Genotype and nucleotide sequencing of the HVR1 region showed that the index patients and their spouses and/or family members were infected by the same isolate with > 95% homology. Females were at higher risk of sexual HCV acquisition than males, however 4/7 sexually infected females had self-limited disease.
 
Viral load was significantly higher in acutely infected index cases (3.2 x 106 cop/ml) compared with chronic infection (1.2 x 10 6 cop/ml, p = 0.01).
 
Multivariate-analysis identified acute hepatitis C, high viral load, and vaginal infections as important variables of sexual transmission.
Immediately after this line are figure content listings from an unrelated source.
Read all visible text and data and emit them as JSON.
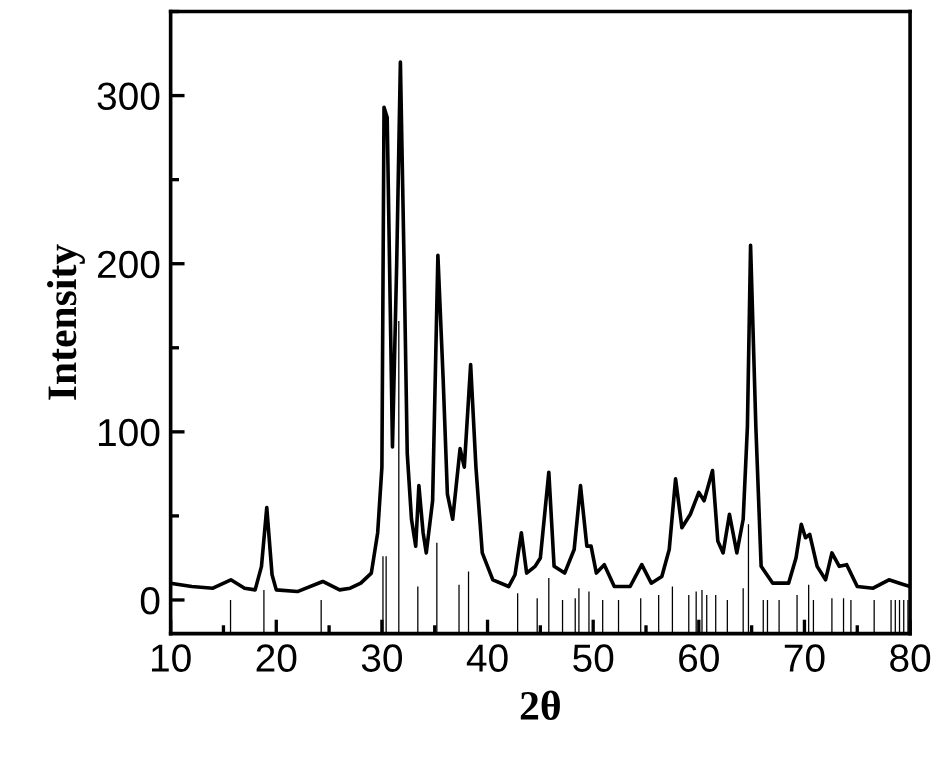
{
  "chart_data": {
    "type": "line",
    "xlabel": "2θ",
    "ylabel": "Intensity",
    "xlim": [
      10,
      80
    ],
    "ylim": [
      -20,
      350
    ],
    "xticks": [
      10,
      20,
      30,
      40,
      50,
      60,
      70,
      80
    ],
    "yticks": [
      0,
      100,
      200,
      300
    ],
    "grid": false,
    "legend": false,
    "marker": "none",
    "line_style": "solid",
    "series": [
      {
        "color": "#000000",
        "x": [
          10,
          12,
          14,
          15.7,
          17,
          18,
          18.6,
          19.1,
          19.6,
          20,
          22,
          24.4,
          26,
          27,
          28,
          29,
          29.6,
          30.0,
          30.2,
          30.5,
          31.0,
          31.4,
          31.75,
          32.1,
          32.4,
          32.8,
          33.2,
          33.5,
          33.9,
          34.2,
          34.8,
          35.3,
          35.8,
          36.2,
          36.7,
          37.4,
          37.8,
          38.4,
          38.9,
          39.5,
          40.5,
          42,
          42.6,
          43.2,
          43.7,
          44.5,
          45.0,
          45.8,
          46.3,
          47.3,
          48.2,
          48.8,
          49.4,
          49.8,
          50.3,
          51.05,
          52,
          53.5,
          54.6,
          55.5,
          56.5,
          57.2,
          57.8,
          58.4,
          59.2,
          60.0,
          60.5,
          61.3,
          61.8,
          62.3,
          62.9,
          63.6,
          64.2,
          64.6,
          64.9,
          65.4,
          65.9,
          67,
          68.5,
          69.2,
          69.7,
          70.1,
          70.5,
          71.2,
          72.0,
          72.6,
          73.3,
          74,
          75,
          76.5,
          78,
          79,
          80
        ],
        "values": [
          10,
          8,
          7,
          12,
          7,
          6,
          20,
          55,
          15,
          6,
          5,
          11,
          6,
          7,
          10,
          16,
          40,
          79,
          293,
          287,
          91,
          200,
          320,
          200,
          87,
          48,
          32,
          68,
          40,
          28,
          59,
          205,
          131,
          63,
          48,
          90,
          79,
          140,
          79,
          28,
          12,
          8,
          15,
          40,
          16,
          20,
          25,
          76,
          20,
          16,
          30,
          68,
          32,
          32,
          16,
          21,
          8,
          8,
          21,
          10,
          14,
          30,
          72,
          43,
          51,
          64,
          59,
          77,
          35,
          28,
          51,
          28,
          48,
          103,
          211,
          103,
          20,
          10,
          10,
          25,
          45,
          37,
          39,
          20,
          12,
          28,
          20,
          21,
          8,
          7,
          12,
          10,
          8
        ]
      },
      {
        "type": "bar",
        "color": "#000000",
        "base": [
          -20,
          -20,
          -20,
          -20,
          -20,
          -20,
          -20,
          -20,
          -20,
          -20,
          -20,
          -20,
          -20,
          -20,
          -20,
          -20,
          -20,
          -20,
          -20,
          -20,
          -20,
          -20,
          -20,
          -20,
          -20,
          -20,
          -20,
          -20,
          -20,
          -20,
          -20,
          -20,
          -20,
          -20,
          -20,
          -20,
          -20,
          -20,
          -20,
          -20,
          -20,
          -20,
          -20,
          -20,
          -20
        ],
        "x": [
          15.67,
          18.83,
          24.25,
          30.1,
          30.4,
          31.6,
          33.4,
          35.2,
          37.3,
          38.2,
          42.85,
          44.7,
          45.8,
          47.1,
          48.3,
          48.65,
          49.6,
          50.9,
          52.4,
          54.5,
          56.2,
          57.5,
          59.05,
          59.75,
          60.3,
          60.75,
          61.6,
          62.7,
          64.2,
          64.7,
          66.1,
          66.5,
          67.6,
          69.3,
          70.4,
          70.85,
          72.6,
          73.7,
          74.4,
          76.6,
          78.2,
          78.6,
          79.0,
          79.4,
          79.8
        ],
        "values": [
          20,
          26,
          20,
          46,
          46,
          186,
          28,
          54,
          29,
          37,
          24,
          21,
          33,
          20,
          21,
          27,
          25,
          20,
          20,
          21,
          23,
          28,
          23,
          25,
          26,
          23,
          23,
          20,
          27,
          65,
          20,
          20,
          20,
          23,
          29,
          20,
          21,
          21,
          20,
          20,
          20,
          20,
          20,
          20,
          20
        ]
      }
    ]
  }
}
CD4+ proliferative and CTL responses were detected in index cases and HCV positive family members and was maintained indefinitely after recovery from HCV infection whereas it was weak and narrowly focused in persistently infected patients. Interestingly, CD4+ responses could be detected in 12/50 spouses of acutely infected subjects despite being seronegative with no apparent viremia.
 
Our data demonstrate that acute hepatitis C and high HCV RNA levels increase the risk of sexual transmission. The observation that HCV-specific CD4+ and CTL responses exist in apparently HCV negative subjects may have implications for vaccine development and epidemiological studies.